More woes for education

The Department of Education is said to be considering a three-day school week in some schools in Metro Manila. The plan, to be implemented this school year if warranted, seeks to address the problem of overcrowding in face of an expected rise in enrollment.

If I may suggest a solution, I propose the sending of schoolchildren who can no longer be accommodated in existing classrooms in Metro Manila to the far-flung provinces and out-of-the-way islands where there are classrooms that do not even have students.

Or, if this cannot be done, considering the logistics required to transfer all these children, not to mention the impact this will have on their families, I suggest the dismantling of these empty classrooms in the provinces and islands and reconstructing them in Metro Manila.

You think I'm crazy? Better think again. I'm just taking off where no less than the education secretary himself, the Honorable Brother Armin Luistro, left off. In a television interview several months ago, Luistro claimed, without batting an eyelash, that there are many classrooms in the provinces that do not have students.

Luistro's claim was his way of denying that the Philippines faces a lack of classrooms. According to the education secretary, there may be a shortage of classrooms in Metro Manila but that, overall, there is no real shortage because, well, there are even classrooms in the provinces with no students in them.

This, of course, is the logic of a man who refuses to accept criticism. Once Luistro makes up his mind, all contrary opinions become irrelevant. He does not accept the possibility that others can be right and that he can be wrong.

Take the case of the K to 12 program that he rammed down the throats of all Filipinos. K to 12 adds two years to the basic education curriculum. Why does he want it? Because almost everybody is doing it. It does not bother him one bit that the Philippines is not prepared in many ways to embrace two more years of education.

Luistro loves to rattle off the names of countries that have 12 years of basic education but conveniently omits the names of others against which the Philippines is so many times better even if it only has a 10-year basic education curriculum.

As I have written here so many times before, it is not how many years you add to basic education but the preparation you have to embrace the added years. More importantly, it is not the number of years but the quality of education that goes into those years.

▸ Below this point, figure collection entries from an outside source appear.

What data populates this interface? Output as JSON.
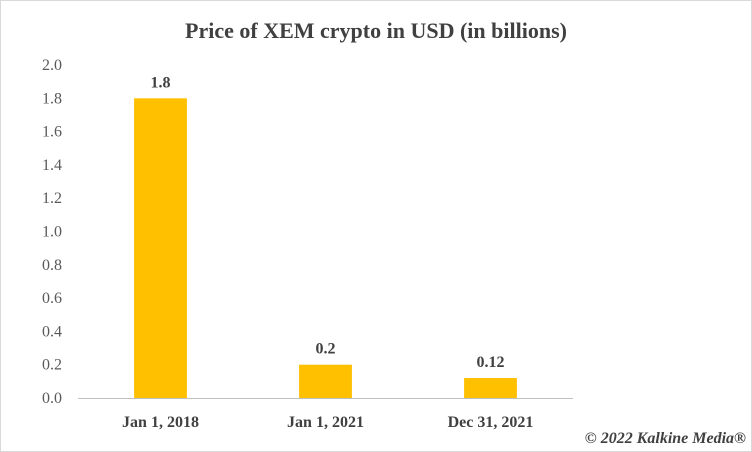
{
  "chart_data": {
    "type": "bar",
    "title": "Price of XEM crypto in USD (in billions)",
    "categories": [
      "Jan 1, 2018",
      "Jan 1, 2021",
      "Dec 31, 2021"
    ],
    "values": [
      1.8,
      0.2,
      0.12
    ],
    "data_labels": [
      "1.8",
      "0.2",
      "0.12"
    ],
    "ylim": [
      0,
      2.0
    ],
    "yticks": [
      "0.0",
      "0.2",
      "0.4",
      "0.6",
      "0.8",
      "1.0",
      "1.2",
      "1.4",
      "1.6",
      "1.8",
      "2.0"
    ],
    "grid": false,
    "bar_color": "#FFC000",
    "axis_color": "#BFBFBF"
  },
  "footer": {
    "copyright": "© 2022 Kalkine Media®"
  }
}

To me, I would rather have 10 years of real quality education taught by highly-qualified teachers to an ideal number of students in a classroom conducive to learning, aided by high quality error-free teaching aids and materials.

To me, even if we add 10 years to basic education to make it 20, it will still not mean anything if our teachers are poorly-skilled, poorly-paid and overworked, forced to teach a circus of 70 children in a room or under a tree, sharing error-filled books five kids to one.

To me, adding two more years to basic education stretches the limits of practicality in a nation where, according to statistics from Luistro's own education department, only about four out of every 10 children who enroll in Grade One will get to finish High School.

In the Philippines, there is a chasm of a difference in the standards between private and public schools. Yet Luistro's pet project K to 12 is applied to both without distinction. One can only imagine the great disparity this may have on those who get to finish the entire course.

Again, I have nothing against two more years of basic education. As much education as anyone can get is always good. Besides, the K to 12 program is admittedly well-rounded and is thus good preparation. But the timing of its implementation is simply not right.

To make a good idea work, the right circumstances must be in place. Unfortunately, the right circumstances are not only not in place, they are actually missing in many areas. The classroom situation is just one example of a circumstance that can bring K to 12 down like a house of cards.

In the Yolanda-hit areas, for instance, schools are still unrepaired where they can still be repaired, and unconstructed where they have completely vanished. There, schooling is uncertain, much less K to 12. Yet K to 12 plods on unrestrained. And now Metro Manila may have only three days of school a week. K to 12 anyone?